AU, OOC, Typo, Absurd, Hurt/comfort yang gagal
.
.
.
.
.
.
Childish
By Chocoaddicted
.
.
.
.
.
.
Enjoy!
.
.
.
.
.
.
Namaku Haruno Sakura. Aku adalah gadis biasa saja. Tidak ada kelebihan khusus yang aku miliki kecuali warna rambutku yang tak lazim. Well, semua orang bisa memiliki warna rambut yang sama denganku tentunya dengan mewarnai rambut mereka, tapi aku bersumpah ini warna asli rambutku sejak lahir.
Aku bekerja di sebuah bank asing. Usiaku dua puluh tiga tahun, baru saja lulus kuliah tahun kemarin. Pekerjaanku di kantor juga begitu-begitu saja dan aku sering melakukan kesalahan. Tapi, wajarlah kata seniorku karena aku ini masih anak baru.
Oke, aku tidak mau membicarakan soal pekerjaanku di sini melainkan tentang kisah cintaku. Ya... manusia hidup tidak akan lepas dari yang namanya cinta. Kalau kata Patkai "Cinta Penderitaannya Tiada Akhir". Aku setuju dengan filosofi hidup si siluman babi itu karena kehidupan percintaanku tidak semulus wajah Lee Taemin.

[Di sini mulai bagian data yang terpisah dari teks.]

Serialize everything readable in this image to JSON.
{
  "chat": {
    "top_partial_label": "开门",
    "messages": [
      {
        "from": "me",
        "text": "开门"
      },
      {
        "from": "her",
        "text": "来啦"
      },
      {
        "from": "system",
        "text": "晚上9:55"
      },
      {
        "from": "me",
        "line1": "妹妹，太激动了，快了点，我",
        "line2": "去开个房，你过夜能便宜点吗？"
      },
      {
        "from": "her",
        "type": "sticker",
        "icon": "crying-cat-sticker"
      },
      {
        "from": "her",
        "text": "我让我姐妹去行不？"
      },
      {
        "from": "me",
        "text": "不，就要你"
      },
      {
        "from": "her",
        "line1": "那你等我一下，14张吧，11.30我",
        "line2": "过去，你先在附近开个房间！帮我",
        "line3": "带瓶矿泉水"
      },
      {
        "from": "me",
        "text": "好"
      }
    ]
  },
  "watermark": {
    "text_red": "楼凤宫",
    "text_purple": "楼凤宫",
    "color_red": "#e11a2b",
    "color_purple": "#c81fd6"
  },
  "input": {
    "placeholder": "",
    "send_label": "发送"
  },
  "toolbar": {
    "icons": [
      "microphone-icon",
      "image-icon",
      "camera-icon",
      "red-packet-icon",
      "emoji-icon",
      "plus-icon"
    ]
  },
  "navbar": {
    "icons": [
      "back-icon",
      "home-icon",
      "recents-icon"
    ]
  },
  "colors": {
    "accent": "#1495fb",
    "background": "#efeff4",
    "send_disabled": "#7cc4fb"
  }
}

Walaupun aku berkata bahwa kisah cintaku penuh penderitaan, tapi jangan pikir aku ini jones alias jomblo ngenes. Aku sudah memiliki seorang pacar, namanya Uchiha Sasuke. Ia adalah laki-laki yang paling berharga untukku, namun ia juga yang sering menorehkan luka di hatiku.
Uchiha Sasuke. Dari namanya saja kalian pasti tahu bahwa doi berasal dari keturunan yang tidak dapat diremehkan. Kadang aku berpikir bagaimana bisa ia menjadikanku pacarnya secara hidup kami bagaikan langit dan bumi. Namun, lagi-lagi ada pepatah "Cinta Tak Memandang Perbedaan". Aku percaya hal itu, makanya hubungan kami sudah berjalan dua tahun enam bulan jika enam bulan putusnya tidak dihitung.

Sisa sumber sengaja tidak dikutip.